Abruzzo highlighted more than 40 Trump-era decisions for possible reconsideration and rescission, signaling that undoing much of the previous Board’s work of the last four years is the main priority. Abruzzo’s views are quite important, as the Board’s General Counsel has sole authority to decide which cases to prosecute, which issues and cases to bring before the Board, and how such cases are argued before the Board. Accordingly, Abruzzo has significant power to effect substantial change to federal labor law and policy. Exercising such authority, Abruzzo may still be challenged on the theory that former General Counsel Peter Robb was unlawfully terminated and that his term continues through November 16, 2021.
Issue areas highlighted by Abruzzo as targets for changes in law and policy include:
- Employer handbook rules and workplace rules and policies. The Trump-era Board departed from the Obama Board and created a new framework for evaluating the legality of an employer’s workplace rules and policies – the Boeing framework – that accounted for an employer’s right to maintain discipline and a productive workplace. Abruzzo and the current Board will likely seek to revert to standards created under the Obama Board that will place increased scrutiny on employer workplace rules and policies that allegedly “chill” worker rights under the NLRA and therefore are presumed to be unlawful.

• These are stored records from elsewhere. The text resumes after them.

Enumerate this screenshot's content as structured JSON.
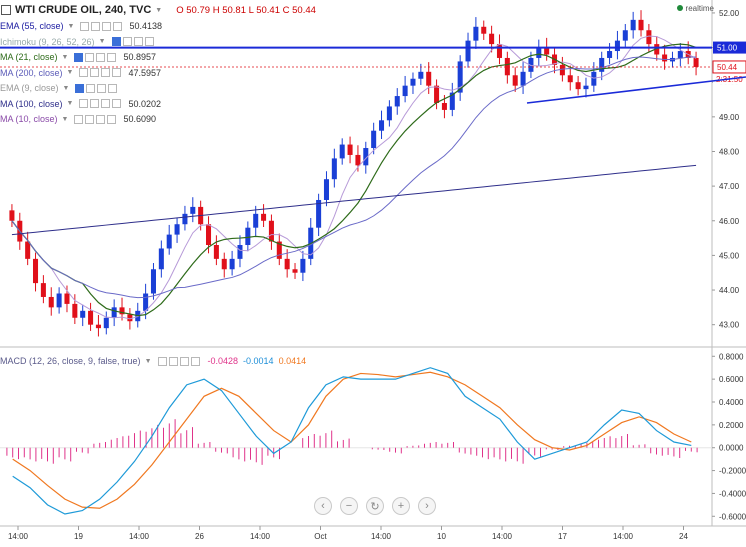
{
  "header": {
    "symbol": "WTI CRUDE OIL, 240, TVC",
    "ohlc": {
      "o_label": "O",
      "o": "50.79",
      "h_label": "H",
      "h": "50.81",
      "l_label": "L",
      "l": "50.41",
      "c_label": "C",
      "c": "50.44"
    },
    "realtime_label": "realtime"
  },
  "indicators": [
    {
      "name": "EMA (55, close)",
      "value": "50.4138",
      "color": "#1a1aa0",
      "enabled_ctrl": false
    },
    {
      "name": "Ichimoku (9, 26, 52, 26)",
      "value": "",
      "color": "#9aa",
      "enabled_ctrl": true
    },
    {
      "name": "MA (21, close)",
      "value": "50.8957",
      "color": "#2e6b1a",
      "enabled_ctrl": true
    },
    {
      "name": "MA (200, close)",
      "value": "47.5957",
      "color": "#5b5bb8",
      "enabled_ctrl": false
    },
    {
      "name": "EMA (9, close)",
      "value": "",
      "color": "#999",
      "enabled_ctrl": true
    },
    {
      "name": "MA (100, close)",
      "value": "50.0202",
      "color": "#2e2e8a",
      "enabled_ctrl": false
    },
    {
      "name": "MA (10, close)",
      "value": "50.6090",
      "color": "#8a4aa8",
      "enabled_ctrl": false
    }
  ],
  "macd": {
    "name": "MACD (12, 26, close, 9, false, true)",
    "values": [
      "-0.0428",
      "-0.0014",
      "0.0414"
    ],
    "value_colors": [
      "#e0338a",
      "#1e8fd8",
      "#f07820"
    ]
  },
  "price_axis": {
    "ticks": [
      "52.00",
      "51.00",
      "50.00",
      "49.00",
      "48.00",
      "47.00",
      "46.00",
      "45.00",
      "44.00",
      "43.00"
    ],
    "current_price_label": "50.44",
    "countdown_label": "2:31:50",
    "level_label": "51.00"
  },
  "macd_axis": {
    "ticks": [
      "0.8000",
      "0.6000",
      "0.4000",
      "0.2000",
      "0.0000",
      "-0.2000",
      "-0.4000",
      "-0.6000"
    ]
  },
  "time_axis": {
    "ticks": [
      "14:00",
      "19",
      "14:00",
      "26",
      "14:00",
      "Oct",
      "14:00",
      "10",
      "14:00",
      "17",
      "14:00",
      "24"
    ]
  },
  "nav_buttons": [
    {
      "label": "‹",
      "name": "scroll-left-button"
    },
    {
      "label": "−",
      "name": "zoom-out-button"
    },
    {
      "label": "↻",
      "name": "reset-button"
    },
    {
      "label": "+",
      "name": "zoom-in-button"
    },
    {
      "label": "›",
      "name": "scroll-right-button"
    }
  ],
  "colors": {
    "up_candle": "#1a3fd6",
    "down_candle": "#e0101a",
    "horizontal_level": "#1a2ad8",
    "trendline": "#1a2ad8",
    "price_line": "#e0101a",
    "macd_line": "#1e9ad8",
    "signal_line": "#f07820",
    "histogram": "#e0338a"
  },
  "chart_data": {
    "type": "candlestick",
    "price": {
      "ylim": [
        42.5,
        52.2
      ],
      "closes": [
        46.0,
        45.4,
        44.9,
        44.2,
        43.8,
        43.5,
        43.9,
        43.6,
        43.2,
        43.4,
        43.0,
        42.9,
        43.2,
        43.5,
        43.3,
        43.1,
        43.4,
        43.9,
        44.6,
        45.2,
        45.6,
        45.9,
        46.2,
        46.4,
        45.9,
        45.3,
        44.9,
        44.6,
        44.9,
        45.3,
        45.8,
        46.2,
        46.0,
        45.4,
        44.9,
        44.6,
        44.5,
        44.9,
        45.8,
        46.6,
        47.2,
        47.8,
        48.2,
        47.9,
        47.6,
        48.1,
        48.6,
        48.9,
        49.3,
        49.6,
        49.9,
        50.1,
        50.3,
        49.9,
        49.4,
        49.2,
        49.7,
        50.6,
        51.2,
        51.6,
        51.4,
        51.1,
        50.7,
        50.2,
        49.9,
        50.3,
        50.7,
        51.0,
        50.8,
        50.5,
        50.2,
        50.0,
        49.8,
        49.9,
        50.3,
        50.7,
        50.9,
        51.2,
        51.5,
        51.8,
        51.5,
        51.1,
        50.8,
        50.6,
        50.7,
        50.9,
        50.7,
        50.44
      ],
      "horizontal_level": 51.0,
      "current_price": 50.44
    },
    "macd": {
      "ylim": [
        -0.65,
        0.82
      ],
      "macd_line": [
        -0.25,
        -0.35,
        -0.5,
        -0.58,
        -0.55,
        -0.45,
        -0.3,
        -0.12,
        0.1,
        0.35,
        0.55,
        0.6,
        0.5,
        0.3,
        0.1,
        -0.05,
        0.05,
        0.35,
        0.55,
        0.62,
        0.6,
        0.6,
        0.6,
        0.65,
        0.7,
        0.65,
        0.45,
        0.35,
        0.25,
        0.05,
        -0.1,
        -0.05,
        0.0,
        0.05,
        0.2,
        0.33,
        0.3,
        0.15,
        0.05,
        0.02
      ],
      "signal_line": [
        -0.1,
        -0.2,
        -0.33,
        -0.45,
        -0.52,
        -0.53,
        -0.45,
        -0.32,
        -0.15,
        0.05,
        0.25,
        0.45,
        0.52,
        0.45,
        0.3,
        0.15,
        0.05,
        0.2,
        0.45,
        0.6,
        0.65,
        0.64,
        0.62,
        0.64,
        0.66,
        0.62,
        0.55,
        0.45,
        0.35,
        0.2,
        0.07,
        0.0,
        -0.02,
        0.02,
        0.12,
        0.22,
        0.27,
        0.22,
        0.12,
        0.05
      ],
      "histogram": [
        -0.1,
        -0.12,
        -0.14,
        -0.12,
        -0.05,
        0.05,
        0.1,
        0.15,
        0.2,
        0.25,
        0.18,
        0.05,
        -0.05,
        -0.12,
        -0.15,
        -0.1,
        0.0,
        0.12,
        0.15,
        0.08,
        0.0,
        -0.02,
        -0.05,
        0.02,
        0.05,
        0.05,
        -0.06,
        -0.1,
        -0.12,
        -0.14,
        -0.08,
        -0.02,
        0.02,
        0.05,
        0.1,
        0.12,
        0.03,
        -0.07,
        -0.09,
        -0.04
      ]
    }
  }
}
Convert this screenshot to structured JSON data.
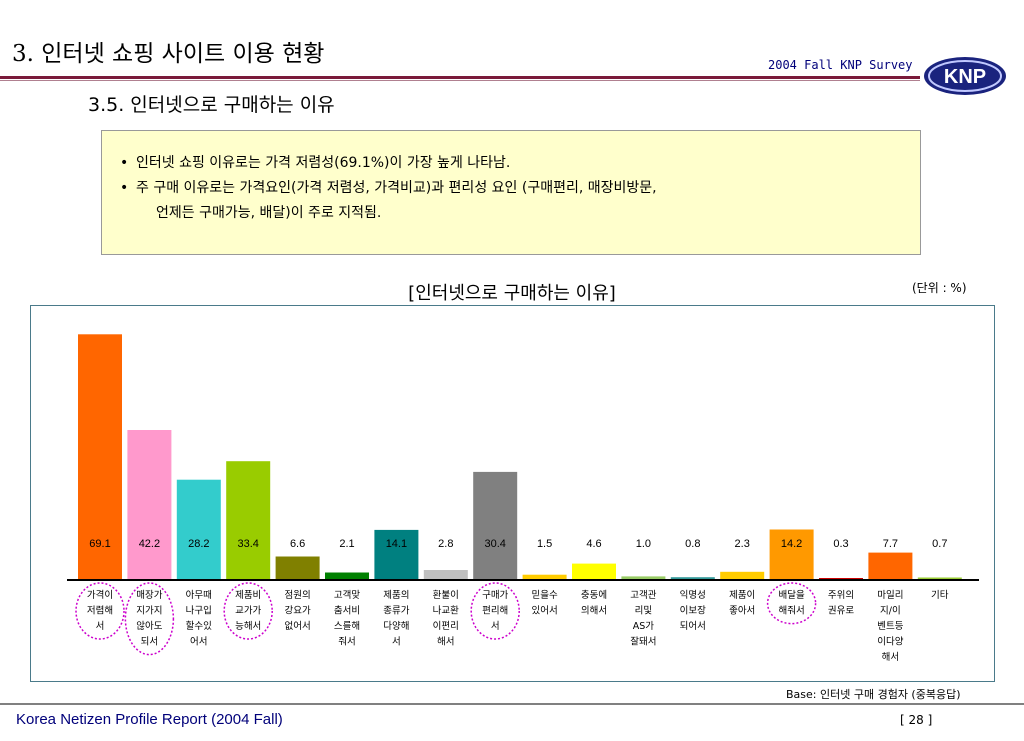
{
  "header": {
    "page_title": "3. 인터넷 쇼핑 사이트 이용 현황",
    "survey_label": "2004 Fall KNP Survey",
    "logo_text": "KNP"
  },
  "section_title": "3.5. 인터넷으로 구매하는 이유",
  "summary": {
    "bullet_char": "•",
    "line1": "인터넷 쇼핑 이유로는 가격 저렴성(69.1%)이 가장 높게 나타남.",
    "line2": "주 구매 이유로는 가격요인(가격 저렴성, 가격비교)과 편리성 요인 (구매편리, 매장비방문,",
    "line2_cont": "언제든 구매가능, 배달)이 주로 지적됨."
  },
  "chart_title": "[인터넷으로 구매하는 이유]",
  "unit_label": "(단위 : %)",
  "chart_data": {
    "type": "bar",
    "title": "[인터넷으로 구매하는 이유]",
    "ylim": [
      0,
      72
    ],
    "grid": false,
    "legend": "none",
    "categories": [
      [
        "가격이",
        "저렴해",
        "서"
      ],
      [
        "매장가",
        "지가지",
        "않아도",
        "되서"
      ],
      [
        "아무때",
        "나구입",
        "할수있",
        "어서"
      ],
      [
        "제품비",
        "교가가",
        "능해서"
      ],
      [
        "점원의",
        "강요가",
        "없어서"
      ],
      [
        "고객맞",
        "춤서비",
        "스를해",
        "줘서"
      ],
      [
        "제품의",
        "종류가",
        "다양해",
        "서"
      ],
      [
        "환불이",
        "나교환",
        "이편리",
        "해서"
      ],
      [
        "구매가",
        "편리해",
        "서"
      ],
      [
        "믿을수",
        "있어서"
      ],
      [
        "충동에",
        "의해서"
      ],
      [
        "고객관",
        "리및",
        "AS가",
        "잘돼서"
      ],
      [
        "익명성",
        "이보장",
        "되어서"
      ],
      [
        "제품이",
        "좋아서"
      ],
      [
        "배달을",
        "해줘서"
      ],
      [
        "주위의",
        "권유로"
      ],
      [
        "마일리",
        "지/이",
        "벤트등",
        "이다양",
        "해서"
      ],
      [
        "기타"
      ]
    ],
    "values": [
      69.1,
      42.2,
      28.2,
      33.4,
      6.6,
      2.1,
      14.1,
      2.8,
      30.4,
      1.5,
      4.6,
      1.0,
      0.8,
      2.3,
      14.2,
      0.3,
      7.7,
      0.7
    ],
    "value_labels": [
      "69.1",
      "42.2",
      "28.2",
      "33.4",
      "6.6",
      "2.1",
      "14.1",
      "2.8",
      "30.4",
      "1.5",
      "4.6",
      "1.0",
      "0.8",
      "2.3",
      "14.2",
      "0.3",
      "7.7",
      "0.7"
    ],
    "colors": [
      "#ff6600",
      "#ff99cc",
      "#33cccc",
      "#99cc00",
      "#808000",
      "#008000",
      "#008080",
      "#c0c0c0",
      "#808080",
      "#ffcc00",
      "#ffff00",
      "#99cc66",
      "#339999",
      "#ffcc00",
      "#ff9900",
      "#cc0000",
      "#ff6600",
      "#99cc33"
    ],
    "highlighted": [
      0,
      1,
      3,
      8,
      14
    ],
    "highlight_color": "#cc00cc"
  },
  "base_note": "Base: 인터넷 구매 경험자 (중복응답)",
  "footer": {
    "left": "Korea Netizen Profile Report (2004 Fall)",
    "page": "[ 28 ]"
  }
}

- Employee status. The Trump-era Board, in cases such as SuperShuttle DFW, Inc. 367 NLRB No. 75 (2019) and Velox Express, Inc., 368 NLRB No. 61 (2017), clarified employer rights to classify workers as independent contractors under the NLRA. Abruzzo and the Board will likely significantly restrict independent contractor status and target employers for NLRA violations for alleged worker misclassification.
- Definition of concerted activity. Abruzzo and the Board will likely use new cases to expand the range of employee activity and conduct that is protected under the NLRA against employer retaliation. This could have a considerable impact in several areas, including employee use of employer email systems for organizing purposes, employee strikes or protests for political reasons, and employers’ ability to discipline employees for the use of highly offensive language, among other areas.
- Union access to employer property. The Trump-era Board, in cases such as UPMC 368 NLRB No. 2 (2019) allowed employers to restrict union access to employer private property provided an employer’s access policy was enforced on a nondiscriminatory basis. Abruzzo and the new Board will likely significantly expand union access to employer private property, empowering unions to use such property for organizing purposes, including strike activity.
- Confidentiality agreements. Abruzzo and the Board will likely attempt to overturn Trump-era precedent such as Apogee Retail 368 NLRB No. 144 (2019) and apply heightened scrutiny to employer-employee confidentiality agreements applicable to both workplace investigations and separation agreements.
The above is only a sample of the numerous labor law issues highlighted by Abruzzo in her memo as priorities for change. Other areas include: an employer’s duty to recognize and/or bargain with a union, union dues obligations, and the scope of mandatory subjects of bargaining.
Outlook: Abruzzo’s memo signals more clearly than ever that there is a new sheriff in town. Abruzzo’s memo serves as proof that the Biden Board will hit the ground running with labor law and policy changes. Employers can expect a serious uptick in NLRB regulatory activity beginning in the fall, and, over the next few years, potentially face several NRLB decisions creating new employer-unfriendly precedent. Employers should conduct thorough reviews of their policies to ensure compliance with the NLRA and put in place training and education programs for their workforce regarding the requirements of the NLRA.